Every molecule of warmth in my body drains straight into the floor because that one phrase brings me right back to my stalker.
The night I first saw him—the man in the skull mask, the shadow who cradled me after the blood, after the kill—that’s what he said. Low and rough and terrifying and soothing all at once.
It’s okay. I’ve got you.
It’s like the ceiling falls on me.
For a second, the world tilts sideways—blood on my hands, a knife flashing, a body crumpling—and I can’t breathe.
I hear that sentence echo around in my mind until I can’t tell Declan’s voice from my stalker’s.
Between the homicide detective and the man who helped me clean up two murders.
What in the world am I doing?
Declan investigates murders for a living. I could never tell him what I’ve done. I could never show him the black stain that lives inside me forever now.
“No.” My voice splinters, breaking apart into jagged pieces. I push my hands against his chest, desperate to put space between us. “Declan—this is a mistake.”
I regret the words that flew out of my mouth as soon as I speak them.

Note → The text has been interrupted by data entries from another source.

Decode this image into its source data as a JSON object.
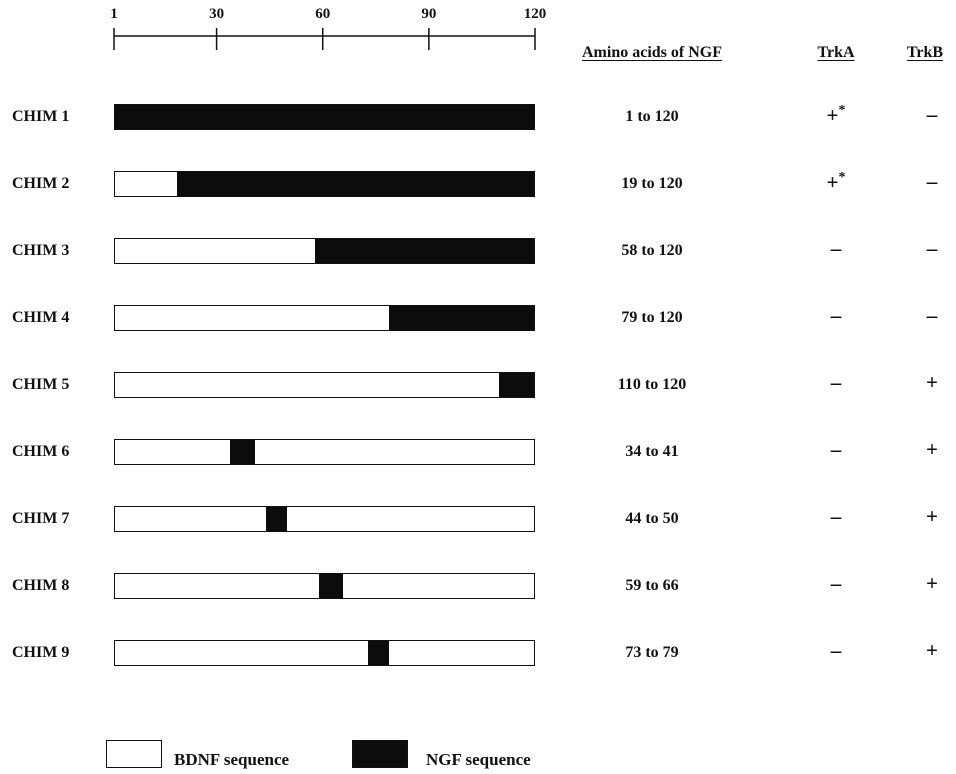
{
  "scale": {
    "min": 1,
    "max": 120,
    "ticks": [
      1,
      30,
      60,
      90,
      120
    ],
    "tick_labels": [
      "1",
      "30",
      "60",
      "90",
      "120"
    ]
  },
  "headers": {
    "amino_acids": "Amino acids of NGF",
    "trka": "TrkA",
    "trkb": "TrkB"
  },
  "rows": [
    {
      "label": "CHIM 1",
      "ngf_start": 1,
      "ngf_end": 120,
      "range": "1 to 120",
      "trka": "+",
      "trka_star": "*",
      "trkb": "–"
    },
    {
      "label": "CHIM 2",
      "ngf_start": 19,
      "ngf_end": 120,
      "range": "19 to 120",
      "trka": "+",
      "trka_star": "*",
      "trkb": "–"
    },
    {
      "label": "CHIM 3",
      "ngf_start": 58,
      "ngf_end": 120,
      "range": "58 to 120",
      "trka": "–",
      "trka_star": "",
      "trkb": "–"
    },
    {
      "label": "CHIM 4",
      "ngf_start": 79,
      "ngf_end": 120,
      "range": "79 to 120",
      "trka": "–",
      "trka_star": "",
      "trkb": "–"
    },
    {
      "label": "CHIM 5",
      "ngf_start": 110,
      "ngf_end": 120,
      "range": "110 to 120",
      "trka": "–",
      "trka_star": "",
      "trkb": "+"
    },
    {
      "label": "CHIM 6",
      "ngf_start": 34,
      "ngf_end": 41,
      "range": "34 to 41",
      "trka": "–",
      "trka_star": "",
      "trkb": "+"
    },
    {
      "label": "CHIM 7",
      "ngf_start": 44,
      "ngf_end": 50,
      "range": "44 to 50",
      "trka": "–",
      "trka_star": "",
      "trkb": "+"
    },
    {
      "label": "CHIM 8",
      "ngf_start": 59,
      "ngf_end": 66,
      "range": "59 to 66",
      "trka": "–",
      "trka_star": "",
      "trkb": "+"
    },
    {
      "label": "CHIM 9",
      "ngf_start": 73,
      "ngf_end": 79,
      "range": "73 to 79",
      "trka": "–",
      "trka_star": "",
      "trkb": "+"
    }
  ],
  "legend": {
    "bdnf": "BDNF sequence",
    "ngf": "NGF sequence",
    "bdnf_color": "#ffffff",
    "ngf_color": "#0c0c0c"
  }
}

But I can’t stop it.
He lets me go instantly, his hands dropping like I burned him.
“Poppy, talk to me,” he says, voice low, raw.
I shake my head, blinking fast, trying to gather the crumbling parts of my sanity.
“This—between us,” I manage to mutter, hating how hollow it sounds even to me. “I’m just?—”
“Another notch on my belt?” he cuts in, his voice slicing the air between us. “Is that what you think this is?”
The pain in his voice makes me flinch. “I didn’t say that.”
I don’t know what to do.
“We just… shouldn’t be doing this,” I insist, crossing my arms tight across my chest like maybe they can hold in all the guilt, the confusion, the gut-deep yearning still trying to crawl out of me.
He laughs once—sharp and humorless—and rakes a hand through his hair.
“You’ve got feelings for someone else,” he says, voice steady in a way that terrifies me. “That’s what this is.”
I narrow my eyes, the urge to defend myself clawing up my throat. “That’s none of your business.”
His jaw flexes before he nods. “But that’s what this is, right? You’re kissing me and thinking about someone else?”
My throat tightens. My eyes sting. I want to scream no and yes and I’m sorry and I don’t know what the heck I’m doing all at once.
“That’s not fair,” I whisper instead, because it’s easier than being honest.
The silence between us is vicious, vibrating with everything we’re not saying.
Declan stares at me like he’s memorizing the last look before his execution.
Something inside me shatters.
“I thought you were brave, Poppy,” he says, voice so low and wrecked it barely sounds like him. “I thought you knew you could trust me.”